Another challenge is the human element. With crypto hacks and scams becoming increasingly sophisticated in 2025, securing your digital assets has never been more critical. This guide explores the biggest security threats, best practices for protecting your funds, and advanced strategies to keep your crypto safe from hackers.Even the most secure systems can be compromised by human error, such as falling victim to phishing scams or failing to store private keys securely. But then, users who leave their digital assets on a centralized crypto exchange can become susceptible to other risks. They include paused withdrawals, exchange downtime, and hacks, or even worse, the exchange may turn insolvent, resulting in customers being unable to withdraw their assets, as seen in the FTX collapse.Hackers that are attacking crypto wallets use the main vulnerability in the system human inattention and arrogance.

Addressing Key Questions

Let's address some common questions related to crypto security:

How can I tell if a crypto project is secure?

Look for projects that have undergone thorough security audits by reputable firms.Check if they have active bug bounty programs and a strong track record of addressing vulnerabilities promptly.Also, research the team behind the project and assess their expertise in security.

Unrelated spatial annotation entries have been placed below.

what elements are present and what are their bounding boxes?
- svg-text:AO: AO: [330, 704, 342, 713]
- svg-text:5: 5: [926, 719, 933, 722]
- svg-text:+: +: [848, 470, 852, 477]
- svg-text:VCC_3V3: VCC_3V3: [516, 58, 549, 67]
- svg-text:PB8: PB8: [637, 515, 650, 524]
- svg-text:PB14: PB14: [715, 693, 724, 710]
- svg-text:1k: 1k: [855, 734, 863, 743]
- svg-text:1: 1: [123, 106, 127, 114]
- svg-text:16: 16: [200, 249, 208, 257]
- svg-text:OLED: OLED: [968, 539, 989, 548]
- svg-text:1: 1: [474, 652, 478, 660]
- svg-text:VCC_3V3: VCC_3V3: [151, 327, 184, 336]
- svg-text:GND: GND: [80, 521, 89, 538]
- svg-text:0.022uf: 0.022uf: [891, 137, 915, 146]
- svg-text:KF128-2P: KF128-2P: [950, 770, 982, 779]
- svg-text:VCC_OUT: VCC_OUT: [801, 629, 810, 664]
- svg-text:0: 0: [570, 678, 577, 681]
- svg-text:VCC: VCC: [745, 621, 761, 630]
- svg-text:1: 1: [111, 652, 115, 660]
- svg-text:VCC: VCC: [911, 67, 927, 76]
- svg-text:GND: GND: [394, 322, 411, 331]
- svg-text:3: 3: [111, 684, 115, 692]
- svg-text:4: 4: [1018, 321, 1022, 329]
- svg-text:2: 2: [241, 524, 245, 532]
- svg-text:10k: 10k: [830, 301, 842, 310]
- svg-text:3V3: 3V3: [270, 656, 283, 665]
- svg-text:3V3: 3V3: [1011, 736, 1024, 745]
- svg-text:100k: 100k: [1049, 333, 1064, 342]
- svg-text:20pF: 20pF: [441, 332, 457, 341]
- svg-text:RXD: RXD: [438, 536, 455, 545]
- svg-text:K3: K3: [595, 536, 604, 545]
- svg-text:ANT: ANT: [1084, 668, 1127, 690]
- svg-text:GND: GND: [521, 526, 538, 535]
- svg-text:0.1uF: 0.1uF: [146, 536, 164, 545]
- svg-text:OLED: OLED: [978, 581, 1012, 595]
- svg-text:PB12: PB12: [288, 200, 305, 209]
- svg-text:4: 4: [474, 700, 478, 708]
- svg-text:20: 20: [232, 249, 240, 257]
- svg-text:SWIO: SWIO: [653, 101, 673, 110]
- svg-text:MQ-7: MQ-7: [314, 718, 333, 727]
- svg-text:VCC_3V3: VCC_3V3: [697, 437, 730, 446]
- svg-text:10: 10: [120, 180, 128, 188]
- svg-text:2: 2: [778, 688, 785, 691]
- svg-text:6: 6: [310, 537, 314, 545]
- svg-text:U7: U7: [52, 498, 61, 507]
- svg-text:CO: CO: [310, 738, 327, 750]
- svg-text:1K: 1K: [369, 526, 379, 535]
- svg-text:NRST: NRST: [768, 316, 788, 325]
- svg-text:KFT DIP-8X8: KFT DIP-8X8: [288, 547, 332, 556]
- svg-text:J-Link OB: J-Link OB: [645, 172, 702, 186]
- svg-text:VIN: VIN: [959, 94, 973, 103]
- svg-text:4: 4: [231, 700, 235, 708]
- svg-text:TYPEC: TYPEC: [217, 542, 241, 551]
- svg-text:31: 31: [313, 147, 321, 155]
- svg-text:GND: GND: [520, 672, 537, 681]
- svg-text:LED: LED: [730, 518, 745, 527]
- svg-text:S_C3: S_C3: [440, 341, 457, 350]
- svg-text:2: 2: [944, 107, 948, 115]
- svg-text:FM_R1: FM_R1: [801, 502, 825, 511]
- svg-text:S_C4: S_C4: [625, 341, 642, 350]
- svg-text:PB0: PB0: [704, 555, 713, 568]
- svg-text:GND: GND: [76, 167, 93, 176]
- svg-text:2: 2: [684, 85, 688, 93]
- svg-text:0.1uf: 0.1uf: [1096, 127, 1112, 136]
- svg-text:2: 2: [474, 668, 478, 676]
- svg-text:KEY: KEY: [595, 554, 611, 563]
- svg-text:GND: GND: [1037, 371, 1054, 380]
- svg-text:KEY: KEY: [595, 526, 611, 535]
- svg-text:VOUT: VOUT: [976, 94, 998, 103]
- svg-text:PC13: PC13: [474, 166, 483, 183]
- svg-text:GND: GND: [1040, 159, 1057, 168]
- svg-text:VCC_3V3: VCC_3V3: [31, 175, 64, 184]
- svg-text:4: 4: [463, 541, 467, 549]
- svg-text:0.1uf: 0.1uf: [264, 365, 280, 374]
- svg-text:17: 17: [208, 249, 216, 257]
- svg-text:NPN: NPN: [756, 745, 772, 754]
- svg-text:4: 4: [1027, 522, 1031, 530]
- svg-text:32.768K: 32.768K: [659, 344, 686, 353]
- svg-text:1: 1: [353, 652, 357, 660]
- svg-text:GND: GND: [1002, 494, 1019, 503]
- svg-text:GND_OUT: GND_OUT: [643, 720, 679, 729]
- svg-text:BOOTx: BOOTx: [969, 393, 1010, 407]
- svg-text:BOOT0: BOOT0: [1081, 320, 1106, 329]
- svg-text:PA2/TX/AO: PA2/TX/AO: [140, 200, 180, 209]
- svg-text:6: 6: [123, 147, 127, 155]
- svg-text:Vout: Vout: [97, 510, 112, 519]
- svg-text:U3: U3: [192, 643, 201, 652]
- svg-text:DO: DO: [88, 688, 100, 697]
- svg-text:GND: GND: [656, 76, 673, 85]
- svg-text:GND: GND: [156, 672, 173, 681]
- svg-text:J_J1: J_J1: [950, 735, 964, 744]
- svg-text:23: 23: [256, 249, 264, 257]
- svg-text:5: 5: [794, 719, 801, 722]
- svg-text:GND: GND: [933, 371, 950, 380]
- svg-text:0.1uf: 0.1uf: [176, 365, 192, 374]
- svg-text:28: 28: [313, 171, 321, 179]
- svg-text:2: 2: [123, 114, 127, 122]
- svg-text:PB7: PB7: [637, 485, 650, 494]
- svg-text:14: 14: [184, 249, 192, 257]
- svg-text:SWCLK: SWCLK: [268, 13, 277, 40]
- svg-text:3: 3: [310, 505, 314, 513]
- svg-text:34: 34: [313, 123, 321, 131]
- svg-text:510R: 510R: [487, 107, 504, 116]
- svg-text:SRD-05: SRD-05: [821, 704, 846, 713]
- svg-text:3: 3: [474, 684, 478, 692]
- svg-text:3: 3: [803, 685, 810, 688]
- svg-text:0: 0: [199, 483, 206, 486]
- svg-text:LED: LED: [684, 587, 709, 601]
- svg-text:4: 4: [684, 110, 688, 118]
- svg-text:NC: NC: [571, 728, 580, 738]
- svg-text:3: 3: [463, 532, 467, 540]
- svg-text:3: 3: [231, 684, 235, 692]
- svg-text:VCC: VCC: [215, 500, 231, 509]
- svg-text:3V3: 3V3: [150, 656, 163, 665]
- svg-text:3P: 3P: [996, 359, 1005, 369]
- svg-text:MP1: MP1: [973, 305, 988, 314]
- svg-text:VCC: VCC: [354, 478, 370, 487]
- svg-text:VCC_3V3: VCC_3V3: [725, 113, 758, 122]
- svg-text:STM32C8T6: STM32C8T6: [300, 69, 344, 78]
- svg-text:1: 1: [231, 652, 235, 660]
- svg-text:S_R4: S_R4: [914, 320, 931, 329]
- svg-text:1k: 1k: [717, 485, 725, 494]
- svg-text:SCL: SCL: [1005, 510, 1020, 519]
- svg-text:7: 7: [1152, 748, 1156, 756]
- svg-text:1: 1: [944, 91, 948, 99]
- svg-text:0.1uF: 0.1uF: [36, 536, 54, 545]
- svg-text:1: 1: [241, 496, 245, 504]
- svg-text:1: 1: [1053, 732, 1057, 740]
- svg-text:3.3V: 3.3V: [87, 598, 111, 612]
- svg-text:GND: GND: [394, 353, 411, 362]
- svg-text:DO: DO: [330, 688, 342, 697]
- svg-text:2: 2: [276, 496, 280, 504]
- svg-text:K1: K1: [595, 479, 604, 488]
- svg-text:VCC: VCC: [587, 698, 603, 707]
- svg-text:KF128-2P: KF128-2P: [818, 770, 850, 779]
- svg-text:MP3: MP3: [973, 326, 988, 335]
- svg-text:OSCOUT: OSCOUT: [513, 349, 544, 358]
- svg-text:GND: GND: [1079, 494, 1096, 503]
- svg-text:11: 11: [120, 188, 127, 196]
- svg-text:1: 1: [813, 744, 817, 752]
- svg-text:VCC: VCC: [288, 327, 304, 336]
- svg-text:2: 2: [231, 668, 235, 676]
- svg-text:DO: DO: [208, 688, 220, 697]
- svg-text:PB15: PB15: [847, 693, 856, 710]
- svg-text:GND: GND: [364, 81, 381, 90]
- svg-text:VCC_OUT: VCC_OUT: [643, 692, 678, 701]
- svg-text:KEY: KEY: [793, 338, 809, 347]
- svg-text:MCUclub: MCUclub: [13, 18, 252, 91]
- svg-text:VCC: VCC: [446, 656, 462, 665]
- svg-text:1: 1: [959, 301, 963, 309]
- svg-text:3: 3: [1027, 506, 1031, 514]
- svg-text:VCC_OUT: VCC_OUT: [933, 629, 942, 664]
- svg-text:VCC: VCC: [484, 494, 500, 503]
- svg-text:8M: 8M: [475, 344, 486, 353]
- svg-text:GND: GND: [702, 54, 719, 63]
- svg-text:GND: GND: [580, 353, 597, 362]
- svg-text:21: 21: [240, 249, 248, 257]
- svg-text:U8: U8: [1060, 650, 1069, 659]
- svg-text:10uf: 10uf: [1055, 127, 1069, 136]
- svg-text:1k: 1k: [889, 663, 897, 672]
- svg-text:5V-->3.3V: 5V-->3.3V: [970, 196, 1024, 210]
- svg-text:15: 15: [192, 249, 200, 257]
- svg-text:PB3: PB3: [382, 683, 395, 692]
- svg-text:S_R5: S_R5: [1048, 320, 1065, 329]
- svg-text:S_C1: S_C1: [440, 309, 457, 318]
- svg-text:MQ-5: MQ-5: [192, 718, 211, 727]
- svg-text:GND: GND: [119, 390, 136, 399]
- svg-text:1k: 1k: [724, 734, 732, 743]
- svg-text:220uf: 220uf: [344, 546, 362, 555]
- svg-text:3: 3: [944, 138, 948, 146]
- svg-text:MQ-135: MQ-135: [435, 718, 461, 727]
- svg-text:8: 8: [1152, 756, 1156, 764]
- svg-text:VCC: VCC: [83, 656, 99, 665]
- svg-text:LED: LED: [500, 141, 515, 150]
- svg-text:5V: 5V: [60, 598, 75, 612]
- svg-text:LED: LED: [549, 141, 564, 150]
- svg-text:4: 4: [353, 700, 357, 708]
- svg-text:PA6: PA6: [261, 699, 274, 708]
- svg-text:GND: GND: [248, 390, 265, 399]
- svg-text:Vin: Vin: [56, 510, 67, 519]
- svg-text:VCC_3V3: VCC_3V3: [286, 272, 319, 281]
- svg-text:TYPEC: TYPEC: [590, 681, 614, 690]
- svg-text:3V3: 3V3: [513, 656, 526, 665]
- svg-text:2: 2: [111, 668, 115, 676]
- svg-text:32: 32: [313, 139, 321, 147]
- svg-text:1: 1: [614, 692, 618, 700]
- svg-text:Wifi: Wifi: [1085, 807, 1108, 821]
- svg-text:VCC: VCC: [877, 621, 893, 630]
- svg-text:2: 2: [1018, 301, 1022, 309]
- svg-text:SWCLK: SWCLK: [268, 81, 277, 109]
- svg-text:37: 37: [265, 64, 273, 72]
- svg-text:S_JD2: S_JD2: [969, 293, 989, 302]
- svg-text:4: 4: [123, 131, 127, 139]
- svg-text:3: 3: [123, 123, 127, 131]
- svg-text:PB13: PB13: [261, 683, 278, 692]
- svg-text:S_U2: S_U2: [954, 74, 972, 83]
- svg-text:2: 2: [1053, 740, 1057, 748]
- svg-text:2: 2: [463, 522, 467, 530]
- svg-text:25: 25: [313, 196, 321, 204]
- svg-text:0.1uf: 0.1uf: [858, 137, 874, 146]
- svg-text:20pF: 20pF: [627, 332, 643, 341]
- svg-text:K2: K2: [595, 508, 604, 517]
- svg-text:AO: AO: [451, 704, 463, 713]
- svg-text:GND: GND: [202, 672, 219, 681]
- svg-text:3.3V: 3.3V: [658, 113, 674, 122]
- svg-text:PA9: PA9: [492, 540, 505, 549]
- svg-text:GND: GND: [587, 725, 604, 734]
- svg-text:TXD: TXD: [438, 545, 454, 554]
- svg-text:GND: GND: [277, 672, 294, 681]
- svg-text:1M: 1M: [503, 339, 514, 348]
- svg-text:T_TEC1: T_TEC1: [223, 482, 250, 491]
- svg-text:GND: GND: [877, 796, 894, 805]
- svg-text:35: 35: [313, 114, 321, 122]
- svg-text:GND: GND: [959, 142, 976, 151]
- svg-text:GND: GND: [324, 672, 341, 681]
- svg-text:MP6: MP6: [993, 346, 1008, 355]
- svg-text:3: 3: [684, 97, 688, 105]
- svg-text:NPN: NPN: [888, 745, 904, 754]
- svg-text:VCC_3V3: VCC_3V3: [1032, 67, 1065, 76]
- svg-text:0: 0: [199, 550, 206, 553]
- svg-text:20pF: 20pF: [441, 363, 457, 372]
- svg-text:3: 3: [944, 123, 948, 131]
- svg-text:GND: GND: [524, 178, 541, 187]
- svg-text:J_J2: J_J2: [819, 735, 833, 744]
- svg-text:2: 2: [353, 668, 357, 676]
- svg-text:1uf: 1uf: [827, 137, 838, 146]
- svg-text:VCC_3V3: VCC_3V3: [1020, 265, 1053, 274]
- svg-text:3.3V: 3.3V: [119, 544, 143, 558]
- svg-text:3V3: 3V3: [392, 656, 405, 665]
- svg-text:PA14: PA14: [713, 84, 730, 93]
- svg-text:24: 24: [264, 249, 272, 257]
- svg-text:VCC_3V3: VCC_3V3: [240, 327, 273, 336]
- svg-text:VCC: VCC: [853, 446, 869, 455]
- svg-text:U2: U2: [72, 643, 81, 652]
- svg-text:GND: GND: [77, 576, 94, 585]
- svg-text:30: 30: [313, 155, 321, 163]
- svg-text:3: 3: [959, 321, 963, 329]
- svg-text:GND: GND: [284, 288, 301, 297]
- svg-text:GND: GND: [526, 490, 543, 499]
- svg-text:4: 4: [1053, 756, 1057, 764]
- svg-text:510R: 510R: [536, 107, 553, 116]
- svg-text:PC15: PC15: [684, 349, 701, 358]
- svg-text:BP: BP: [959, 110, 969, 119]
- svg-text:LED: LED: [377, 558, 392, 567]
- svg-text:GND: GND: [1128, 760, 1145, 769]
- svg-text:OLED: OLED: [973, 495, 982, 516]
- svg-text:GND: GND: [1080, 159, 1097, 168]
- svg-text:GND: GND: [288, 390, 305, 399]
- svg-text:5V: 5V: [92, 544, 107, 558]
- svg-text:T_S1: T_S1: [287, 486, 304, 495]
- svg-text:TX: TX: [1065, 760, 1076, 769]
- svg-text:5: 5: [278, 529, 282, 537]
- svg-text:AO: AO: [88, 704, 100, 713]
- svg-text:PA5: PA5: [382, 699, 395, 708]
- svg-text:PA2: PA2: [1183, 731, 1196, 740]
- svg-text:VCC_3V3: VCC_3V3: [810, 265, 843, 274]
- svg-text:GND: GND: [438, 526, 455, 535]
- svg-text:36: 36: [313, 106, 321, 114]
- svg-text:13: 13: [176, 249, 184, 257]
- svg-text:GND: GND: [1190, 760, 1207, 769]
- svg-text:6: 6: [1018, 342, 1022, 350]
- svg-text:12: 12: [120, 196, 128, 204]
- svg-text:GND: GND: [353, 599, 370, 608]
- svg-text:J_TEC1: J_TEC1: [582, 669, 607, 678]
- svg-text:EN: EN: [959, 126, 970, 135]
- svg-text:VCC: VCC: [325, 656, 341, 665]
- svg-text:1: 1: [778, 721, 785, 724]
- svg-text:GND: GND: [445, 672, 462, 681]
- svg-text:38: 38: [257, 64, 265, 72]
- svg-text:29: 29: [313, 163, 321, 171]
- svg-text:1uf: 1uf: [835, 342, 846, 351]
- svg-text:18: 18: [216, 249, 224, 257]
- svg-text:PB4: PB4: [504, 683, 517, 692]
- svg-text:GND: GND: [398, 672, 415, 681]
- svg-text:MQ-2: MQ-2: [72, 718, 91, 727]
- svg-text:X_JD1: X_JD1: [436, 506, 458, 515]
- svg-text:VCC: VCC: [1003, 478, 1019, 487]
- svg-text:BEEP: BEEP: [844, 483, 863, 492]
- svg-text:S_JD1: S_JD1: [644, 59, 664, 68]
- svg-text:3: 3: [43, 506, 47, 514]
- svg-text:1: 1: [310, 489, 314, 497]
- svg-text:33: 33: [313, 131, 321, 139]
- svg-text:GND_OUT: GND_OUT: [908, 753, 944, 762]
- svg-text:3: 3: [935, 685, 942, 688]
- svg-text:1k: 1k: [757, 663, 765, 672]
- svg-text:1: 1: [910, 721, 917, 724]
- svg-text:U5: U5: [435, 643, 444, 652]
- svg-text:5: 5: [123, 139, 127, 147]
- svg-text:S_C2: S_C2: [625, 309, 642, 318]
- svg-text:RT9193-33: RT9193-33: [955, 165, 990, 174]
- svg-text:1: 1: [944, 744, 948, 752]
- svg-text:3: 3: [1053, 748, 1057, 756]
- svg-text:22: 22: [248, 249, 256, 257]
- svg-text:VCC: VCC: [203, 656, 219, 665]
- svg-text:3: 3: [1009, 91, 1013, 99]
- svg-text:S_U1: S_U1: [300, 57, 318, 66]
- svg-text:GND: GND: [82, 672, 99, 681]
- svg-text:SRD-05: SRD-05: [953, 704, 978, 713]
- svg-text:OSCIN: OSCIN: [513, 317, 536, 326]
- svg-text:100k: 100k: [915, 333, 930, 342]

What should I do if I think my crypto wallet has been hacked?

Immediately transfer your funds to a new, secure wallet. It was a decentralized funding organization where investors could invest their money (via Ether), get some dai tokens in return, and then use those to vote for certain whitelisted organizations.Report the incident to the exchange or platform where your wallet is hosted.Consider contacting law enforcement and filing a report.Monitor your accounts closely for any unauthorized activity.

Are all cryptocurrencies equally secure?

No.Some cryptocurrencies have stronger security features than others.Research the security features of a cryptocurrency before investing.Look for features like strong encryption, robust consensus mechanisms, and a history of resisting attacks.

What is a crypto mixer and why are they dangerous?

Crypto mixers are services that attempt to obfuscate the origin and destination of cryptocurrency transactions, making it harder to track funds.While they can be used for legitimate purposes, such as protecting privacy, they are often used by criminals to launder illicit funds.Crypto mixers also make it possible to launder the crypto to different wallets, making tracing the crypto nearly impossible.

Conclusion: The Ongoing Battle for Crypto Security

Securing cryptocurrency is an ongoing battle.While ethical hackers, bug bounty programs, and advancements in security technology play a vital role, they are not a silver bullet.A multi-faceted approach that includes individual responsibility, industry collaboration, and thoughtful regulation is essential for creating a more secure crypto ecosystem.

Ultimately, the safety of your crypto depends on your own diligence and awareness.By understanding the risks, adopting best practices, and staying informed, you can significantly reduce your vulnerability to cyber threats.An army of hackers can certainly make crypto safer, but it's up to each individual to become a soldier in their own defense.So, while we hope the answer to the question ""Is enough being done?"" becomes a resounding ""Yes!"", it is the responsibility of the crypto community to remain diligent and improve upon existing security measures.

Remember to secure your wallets, use strong passwords, and enable multi-factor authentication.Stay informed about the latest threats and be vigilant against phishing scams.By taking these steps, you can help protect your cryptocurrency and contribute to a more secure future for the entire crypto ecosystem.

Tyler Winklevoss can be reached at [email protected].